L'ARABITE ABSOLUE : PREMIERE RACINE DU FASCISME SYRIEN
Issue de la charte du parti Baath de 1947 (p 70), l'idée que "la patrie arabe est une unité politique et sociale indivisible" induit une conception essentialiste et anhistorique de l'arabité à laquelle tout dans le pays doit se conformer : "Les Syriens qui ne le sont pas (Arabes conformes) doivent être arabisés de force ou bien expulsés" (p 71).
"Cette conception a formé la base d'une politique d'assimilation qui n'a réussi à assimiler personne, mais qui a en revanche aliéné les Kurdes en Syrie et les a écartés, non pas du pays, mais de l'espace public." (ibidem)
Celui-ci est monopolisé par le parti Baath, seul représentant légitime du peuple syrien, au détriment des "diversités religieuses, confessionnelles, ethniques ou régionales, ainsi que (des) divergences d'idéologies et d'opinions. Leur manifestation dans l'espace public, qui est totalement contrôlé par le régime, est tout simplement interdite.(p 72)"
Cette arabité absolue "érige dans le même temps des barrières entre les Syriens et le monde extérieur" à travers un soupçon constant vis-à-vis "de l'étranger, surtout occidental, mais aussi des pays non arabes du voisinage, et parfois même des Etats arabes dont les dirigeants sont considérés comme traîtres et comploteurs".(p 72-3)

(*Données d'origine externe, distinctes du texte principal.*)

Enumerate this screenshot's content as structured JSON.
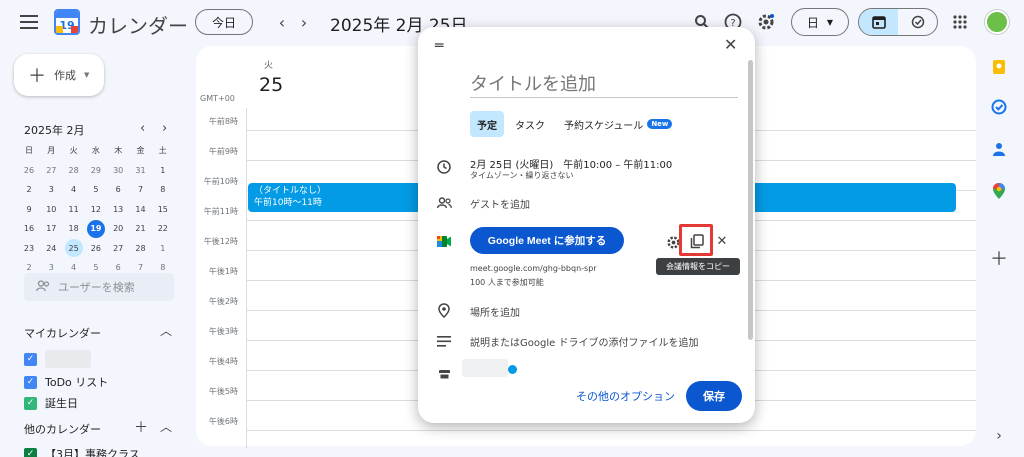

"Dans de telles conditions critiquer l'armée est inconcevable, et la respecter une obligation" (p 73)
De même, "obtenir un passeport est loin d'être une formalité, de même que voyager à l'étranger" (p 74)
Ainsi toute forme de dissidence politique ou intellectuelle est criminalisée car assimilée à de la haute trahison. Une accusation intériorisée par de nombreux opposants et intellectuels, faute d'avoir remis en cause son fondement intellectuel : la conception essentialiste et anhistorique de la nation qui occulte la diversité sociale. En corollaire on assiste à une dévalorisation des droits humains universels qualifiés de "théories importées" ou "d'invasion culturelle", notamment au début des années 1990 marquées par l'effondrement du modèle soviétique, les négociations de paix avec Israël, et l'essor des chaînes de télévision par satellite.
Maintenir la société en état de siège permanent est alors devenu plus difficile.
LE CONFESSIONNALISME ET LA CONSTRUCTION DE LA HAINE
Alors que le pouvoir du Parti est devenu le pouvoir d'un seul homme, Hafez Al Assad, suite à son coup d'Etat de 1970, l'idéologie de l'arabité absolue ne suffit plus pour assoir son emprise sur la société.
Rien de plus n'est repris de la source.